Berkshire’s first-quarter net loss totaled $49.75 billion, or $30,653 per Class A share, reflecting $54.52 billion of losses from investments, mainly common stocks. A year earlier, net earnings totaled $21.66 billion, or $13,209 per share.
An accounting rule requires Berkshire to report unrealized stock losses and gains with earnings. This causes huge swings in Berkshire’s net results that Buffett considers meaningless.
Quarterly operating profit, which Buffett considers a better performance measure, rose 6% to $5.87 billion, or about $3,624 per Class A share, from $5.56 billion, or about $3,388 per share.

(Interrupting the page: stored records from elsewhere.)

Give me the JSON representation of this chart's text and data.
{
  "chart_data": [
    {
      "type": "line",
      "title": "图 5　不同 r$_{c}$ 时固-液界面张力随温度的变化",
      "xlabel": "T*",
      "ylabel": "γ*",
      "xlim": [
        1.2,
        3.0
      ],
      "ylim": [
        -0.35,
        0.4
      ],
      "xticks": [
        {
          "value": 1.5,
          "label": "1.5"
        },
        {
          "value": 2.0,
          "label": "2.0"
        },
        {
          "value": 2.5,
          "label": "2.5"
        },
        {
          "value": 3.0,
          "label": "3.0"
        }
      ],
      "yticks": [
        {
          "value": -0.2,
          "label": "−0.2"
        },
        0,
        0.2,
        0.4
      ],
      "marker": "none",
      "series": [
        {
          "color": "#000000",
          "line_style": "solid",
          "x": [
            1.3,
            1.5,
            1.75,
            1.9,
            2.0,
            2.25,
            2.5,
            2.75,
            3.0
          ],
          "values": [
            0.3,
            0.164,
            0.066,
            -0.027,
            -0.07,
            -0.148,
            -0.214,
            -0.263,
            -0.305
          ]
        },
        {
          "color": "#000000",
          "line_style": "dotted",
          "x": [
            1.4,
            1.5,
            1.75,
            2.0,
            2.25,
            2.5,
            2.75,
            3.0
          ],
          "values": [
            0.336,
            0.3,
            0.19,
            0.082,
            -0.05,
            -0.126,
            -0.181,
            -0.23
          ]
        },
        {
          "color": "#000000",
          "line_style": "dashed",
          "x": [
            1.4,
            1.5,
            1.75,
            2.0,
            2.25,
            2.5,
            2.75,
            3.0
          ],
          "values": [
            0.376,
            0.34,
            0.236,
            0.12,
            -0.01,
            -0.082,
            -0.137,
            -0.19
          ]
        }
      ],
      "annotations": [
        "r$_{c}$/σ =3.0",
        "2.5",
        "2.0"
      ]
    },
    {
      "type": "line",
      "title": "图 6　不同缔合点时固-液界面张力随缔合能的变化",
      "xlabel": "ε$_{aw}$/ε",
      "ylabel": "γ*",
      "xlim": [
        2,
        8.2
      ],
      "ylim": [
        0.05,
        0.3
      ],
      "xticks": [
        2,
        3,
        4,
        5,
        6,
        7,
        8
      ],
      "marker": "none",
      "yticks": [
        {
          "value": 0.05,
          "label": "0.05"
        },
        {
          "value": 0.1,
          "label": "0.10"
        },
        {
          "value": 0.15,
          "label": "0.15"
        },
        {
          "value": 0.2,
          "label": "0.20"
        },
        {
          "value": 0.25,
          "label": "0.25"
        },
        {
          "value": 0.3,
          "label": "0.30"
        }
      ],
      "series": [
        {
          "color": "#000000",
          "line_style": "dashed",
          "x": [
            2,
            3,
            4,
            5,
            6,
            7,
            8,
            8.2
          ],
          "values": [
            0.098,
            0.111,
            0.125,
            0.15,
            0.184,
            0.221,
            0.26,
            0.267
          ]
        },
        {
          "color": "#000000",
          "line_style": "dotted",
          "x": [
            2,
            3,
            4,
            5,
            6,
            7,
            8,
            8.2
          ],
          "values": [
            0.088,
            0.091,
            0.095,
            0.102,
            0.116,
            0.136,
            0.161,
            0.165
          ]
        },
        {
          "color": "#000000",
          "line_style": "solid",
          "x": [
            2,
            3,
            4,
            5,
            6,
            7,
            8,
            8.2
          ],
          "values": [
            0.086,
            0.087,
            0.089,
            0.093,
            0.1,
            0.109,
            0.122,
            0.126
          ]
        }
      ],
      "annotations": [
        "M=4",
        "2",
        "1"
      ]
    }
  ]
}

Year-earlier results reflected a charge on investments linked to what prosecutors called a fraud at a solar company. Operating profit at Berkshire’s business units fell 3%, with lower profit from BNSF, utilities and energy, and manufacturing, service and retailing businesses.
Vice Chairman Charlie Munger told The Wall Street Journal last month that a few small Berkshire businesses might close altogether.

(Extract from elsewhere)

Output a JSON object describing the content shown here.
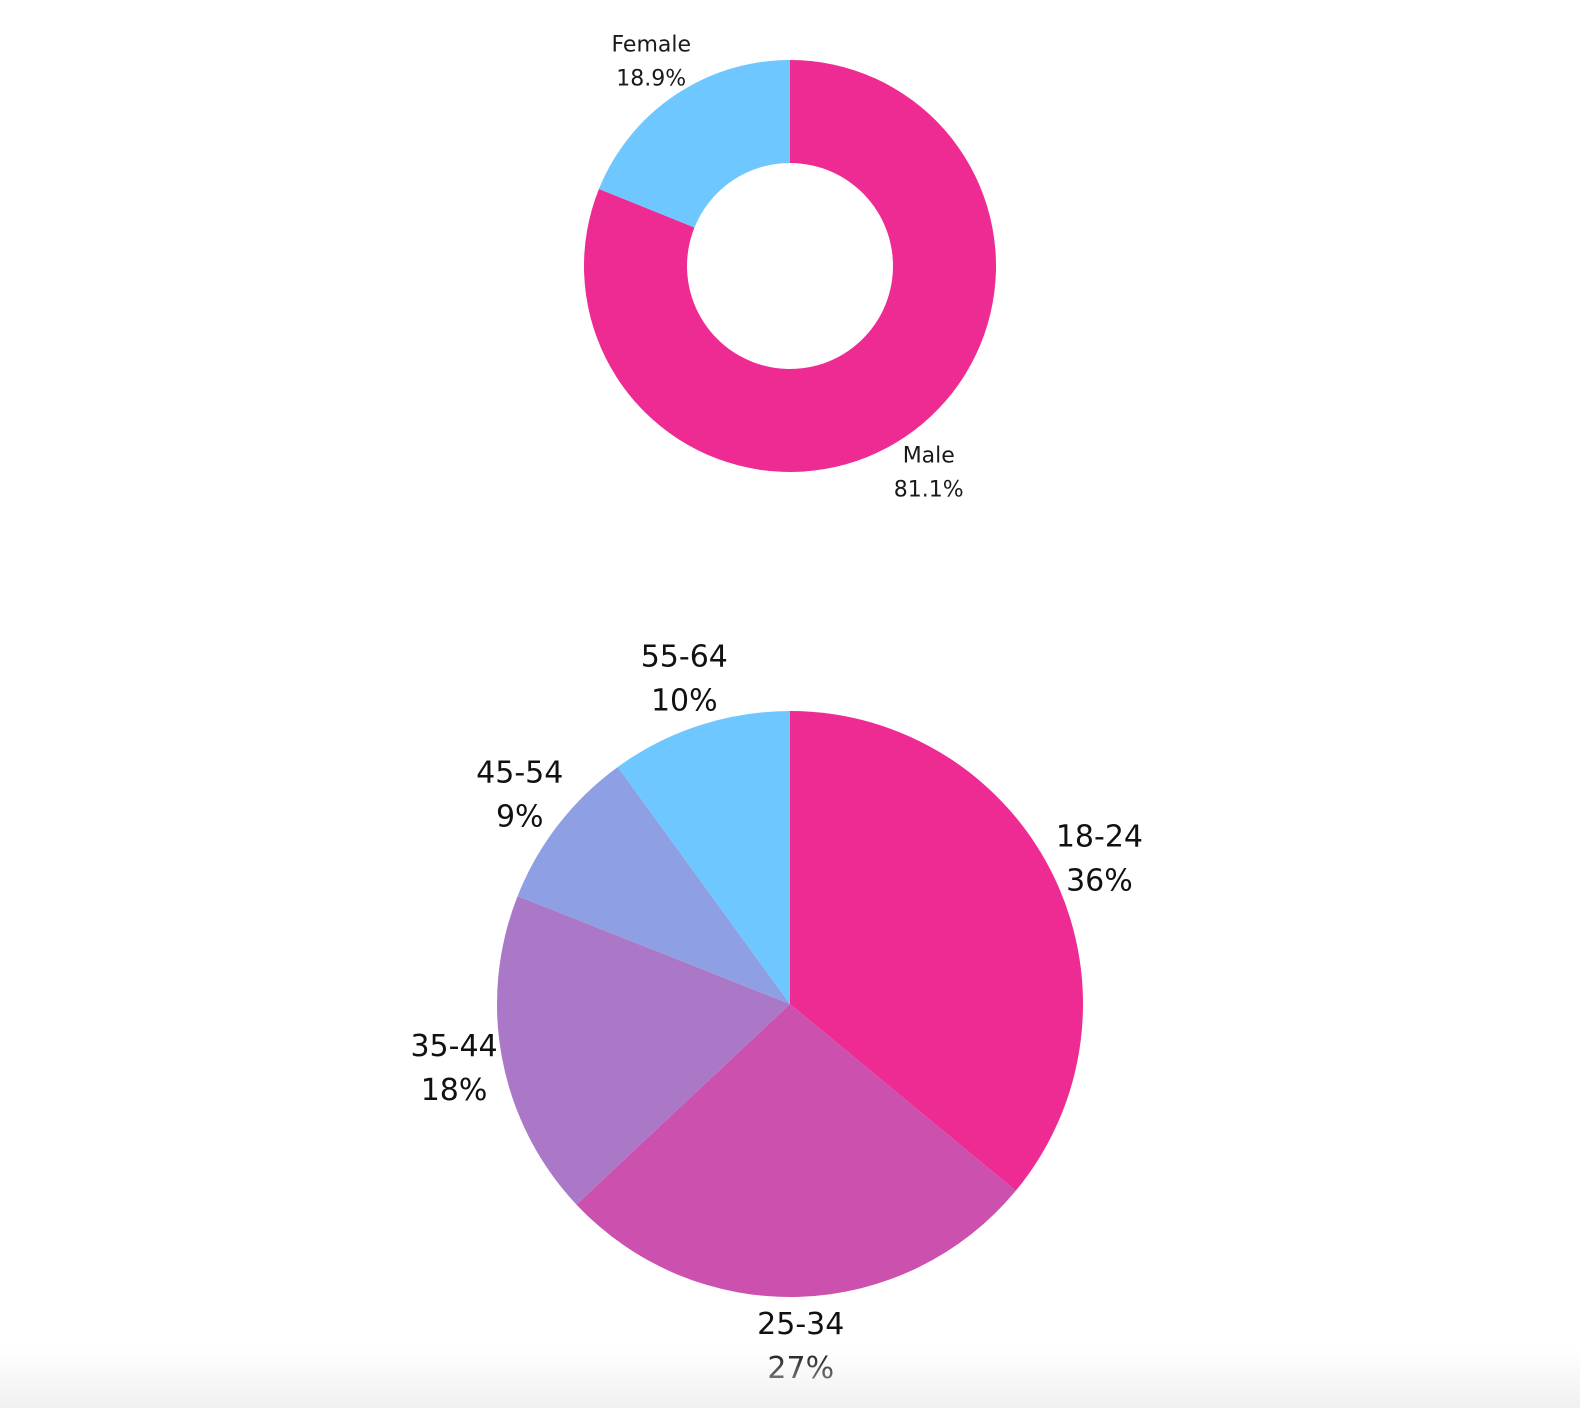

The earnings come ahead of Berkshire’s annual meeting presentation. Buffett and Berkshire Vice Chairman Greg Abel will address shareholders on Saturday afternoon.
Investors have been disappointed with Berkshire, whose stock price lagged the Standard & Poor’s 500 by more than 20 percentage points in 2019, including dividends.
While Buffett has said Berkshire’s own stock would outperform in down markets, it hasn’t this year. Through Friday, its shares were down 19% in 2020, compared with a 12% drop in the S&P 500.
U.S. gross domestic product fell at a 4.8% annualized rate in the first quarter, the Department of Commerce said this week in its advance estimate of economic growth.
Many economists expect a large double-digit percentage drop in GDP the second quarter. Nationwide jobless claims have since March 21 totaled about 30.3 million, or 18% of the workforce, a level not seen since the Great Depression.
The S&P 500 slid 20% in the first quarter, but many of Berkshire’s common stock investments fared worse, including American Express, Bank of America, Wells Fargo and four airlines — American, Delta, Southwest and United.
Berkshire was not a large net buyer of equities in the quarter, purchasing $4 billion and selling $2.2 billion.